Qu’est-ce que je fichais en Inde ? Le manipulateur de vortex était formel, c’était bien ma position. Je tentai de me téléporter ailleurs, sans résultat. J’essayai ensuite un bond temporel, mais ce ne fut pas mieux. Agacé, je demandai un rapport d’erreur au manipulateur de vortex.

Action, Voyage Temporel : Impossible.
Raison : Perturbation anormale de la structure temporelle.
Type : Superposition d’une double existence de l’année 2007.
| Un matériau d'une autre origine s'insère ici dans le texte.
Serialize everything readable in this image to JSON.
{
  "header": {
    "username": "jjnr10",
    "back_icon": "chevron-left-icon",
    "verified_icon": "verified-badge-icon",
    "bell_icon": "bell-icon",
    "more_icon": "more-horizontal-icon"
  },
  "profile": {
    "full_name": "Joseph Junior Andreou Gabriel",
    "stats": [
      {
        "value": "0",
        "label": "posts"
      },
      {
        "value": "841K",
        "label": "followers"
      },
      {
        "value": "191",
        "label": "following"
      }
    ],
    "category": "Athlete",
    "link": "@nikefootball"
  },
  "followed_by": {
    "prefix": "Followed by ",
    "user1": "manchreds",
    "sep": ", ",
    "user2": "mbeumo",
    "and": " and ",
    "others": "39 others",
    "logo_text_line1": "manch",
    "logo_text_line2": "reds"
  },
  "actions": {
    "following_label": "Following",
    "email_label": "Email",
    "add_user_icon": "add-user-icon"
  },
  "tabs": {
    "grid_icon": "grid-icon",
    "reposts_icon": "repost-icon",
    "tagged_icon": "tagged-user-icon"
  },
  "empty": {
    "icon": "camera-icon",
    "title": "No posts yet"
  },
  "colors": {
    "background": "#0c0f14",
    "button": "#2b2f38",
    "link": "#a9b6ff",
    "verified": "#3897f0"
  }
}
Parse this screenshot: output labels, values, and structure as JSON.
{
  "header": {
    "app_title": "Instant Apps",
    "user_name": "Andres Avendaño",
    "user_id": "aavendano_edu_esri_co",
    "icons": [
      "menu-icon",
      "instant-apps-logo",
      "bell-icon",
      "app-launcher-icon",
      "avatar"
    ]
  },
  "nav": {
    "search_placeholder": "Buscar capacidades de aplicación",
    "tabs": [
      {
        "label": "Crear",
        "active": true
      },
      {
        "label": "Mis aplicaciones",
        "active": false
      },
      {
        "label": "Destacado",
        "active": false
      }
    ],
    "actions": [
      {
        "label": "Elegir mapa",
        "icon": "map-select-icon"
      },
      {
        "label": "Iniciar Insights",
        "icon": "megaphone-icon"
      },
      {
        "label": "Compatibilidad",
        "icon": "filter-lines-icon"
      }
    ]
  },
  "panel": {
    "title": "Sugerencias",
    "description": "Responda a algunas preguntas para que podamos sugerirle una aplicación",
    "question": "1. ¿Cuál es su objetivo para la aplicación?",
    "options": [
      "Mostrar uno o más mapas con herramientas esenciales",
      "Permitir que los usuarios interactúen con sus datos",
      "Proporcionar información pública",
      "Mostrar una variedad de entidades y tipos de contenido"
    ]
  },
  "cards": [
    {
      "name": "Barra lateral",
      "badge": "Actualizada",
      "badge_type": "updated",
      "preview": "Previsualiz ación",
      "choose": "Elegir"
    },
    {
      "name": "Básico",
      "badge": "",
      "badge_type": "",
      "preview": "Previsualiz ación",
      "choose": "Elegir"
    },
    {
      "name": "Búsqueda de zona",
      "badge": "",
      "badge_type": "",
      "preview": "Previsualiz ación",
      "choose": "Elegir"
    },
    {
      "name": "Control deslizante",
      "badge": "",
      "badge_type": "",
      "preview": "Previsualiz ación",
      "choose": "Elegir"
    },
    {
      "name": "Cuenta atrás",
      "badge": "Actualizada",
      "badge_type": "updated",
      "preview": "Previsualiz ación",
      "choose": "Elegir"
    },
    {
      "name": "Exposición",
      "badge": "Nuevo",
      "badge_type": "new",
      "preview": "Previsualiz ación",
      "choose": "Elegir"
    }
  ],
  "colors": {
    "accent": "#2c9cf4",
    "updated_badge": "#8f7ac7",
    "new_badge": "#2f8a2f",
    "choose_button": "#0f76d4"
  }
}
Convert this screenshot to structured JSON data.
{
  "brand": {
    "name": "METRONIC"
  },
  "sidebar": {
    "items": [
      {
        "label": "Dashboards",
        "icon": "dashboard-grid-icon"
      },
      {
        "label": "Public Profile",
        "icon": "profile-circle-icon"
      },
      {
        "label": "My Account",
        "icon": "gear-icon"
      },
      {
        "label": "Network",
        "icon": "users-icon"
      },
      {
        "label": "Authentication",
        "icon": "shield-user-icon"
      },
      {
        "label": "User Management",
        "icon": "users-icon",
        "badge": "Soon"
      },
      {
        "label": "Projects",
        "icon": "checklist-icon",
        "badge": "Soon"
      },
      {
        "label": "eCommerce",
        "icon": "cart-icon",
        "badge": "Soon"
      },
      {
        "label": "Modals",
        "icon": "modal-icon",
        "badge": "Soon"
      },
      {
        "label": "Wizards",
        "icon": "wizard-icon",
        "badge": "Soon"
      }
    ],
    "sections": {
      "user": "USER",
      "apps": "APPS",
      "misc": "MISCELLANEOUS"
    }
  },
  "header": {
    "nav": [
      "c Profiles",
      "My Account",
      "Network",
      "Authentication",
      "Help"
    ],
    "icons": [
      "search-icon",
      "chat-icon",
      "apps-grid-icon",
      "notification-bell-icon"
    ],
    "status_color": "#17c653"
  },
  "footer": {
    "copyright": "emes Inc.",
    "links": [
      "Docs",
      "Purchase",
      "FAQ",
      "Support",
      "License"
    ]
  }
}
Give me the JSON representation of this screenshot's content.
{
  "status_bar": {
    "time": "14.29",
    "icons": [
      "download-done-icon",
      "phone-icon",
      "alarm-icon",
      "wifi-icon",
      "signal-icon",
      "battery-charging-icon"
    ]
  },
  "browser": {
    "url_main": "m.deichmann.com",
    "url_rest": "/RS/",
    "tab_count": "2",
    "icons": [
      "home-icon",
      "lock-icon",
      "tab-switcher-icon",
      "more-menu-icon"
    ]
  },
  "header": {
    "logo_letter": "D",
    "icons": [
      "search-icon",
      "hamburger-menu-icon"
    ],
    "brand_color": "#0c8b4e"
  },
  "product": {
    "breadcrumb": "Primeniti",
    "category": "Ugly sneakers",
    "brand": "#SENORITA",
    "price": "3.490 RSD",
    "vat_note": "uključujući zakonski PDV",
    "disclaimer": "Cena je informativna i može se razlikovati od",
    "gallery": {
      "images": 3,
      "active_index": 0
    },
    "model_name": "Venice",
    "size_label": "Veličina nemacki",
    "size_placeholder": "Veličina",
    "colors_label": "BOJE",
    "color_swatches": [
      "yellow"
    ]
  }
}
Qu’est-ce que c’était que ce baratin ? Je demandai une traduction plus simple. Le manipulateur de vortex expliquait simplement que, pour une raison inconnue, l’année 2007, sur Terre, avait été dédoublé. Je me trouvais actuellement sur la première bande temporelle, qui, selon l’expert, serait réécrit, d’où la double existence d’une année 2007. Pour cette raison, il m’était impossible d’utiliser la téléportation ou d’effectuer un bond temporel. Je réfléchis à toute vitesse. J’étais déjà arrivé une fois en 2007. J’avais atterris à cette époque par la faille de Cardiff. Si je trouvais une faille, je devrais donc être en mesure de passer outre cette indisponibilité. Car le manipulateur, lors de ses bonds temporels, suit ou remonte le cours du temps. C’était pour ça que j’avais atterris sur la première bande temporelle, plutôt que la seconde. En arrivant du passé, et sans connaître cette particularité, cela ne pouvait être autrement. Si j’étais arrivé du futur, j’aurais atterris sur la seconde bande temporelle, ce qui m’aurait permis d’utiliser pleinement les capacité du manipulateur de vortex. Les failles, elles, ne sont pas des existences temporelles. Elles ne sont donc pas soumises au cours du temps. Elles peuvent s’y connecter comme elles le souhaitent, indépendamment de ces anomalies. De plus, comme cela avait été mon cas, elles réalisent le souhait de ceux qu’elles absorbent, tant qu’il s’agit d’une place dans l’univers, évidemment.
Mais un détail, me fit frissonner. A ce moment là, quand la faille m’avait absorbé, j’étais en danger, et la faille m’avait transféré sur la seconde bande de 2007. Cela voulait donc dire que la première bande temporelle était dangereuse, sur Terre en tout cas. Mieux valait donc ne pas m’y attarder. Si je parvenais à trouver une faille, je pourrais partir, mais ou pouvais-je en trouver une ? Je m’en souvins d’un coup, Torchwood m’avait raconté, longtemps auparavant, qu’il possédait des instituts dans tous les pays ayant été colonisé par la Grande Bretagne après 1879. Or, l’Inde en faisait partie. Il devait donc y avoir un institut pas trop loin. Un rapide scan me permit de trouver ou se trouvait la faille, ce qui fut relativement simple. Puis, je me mis en marche.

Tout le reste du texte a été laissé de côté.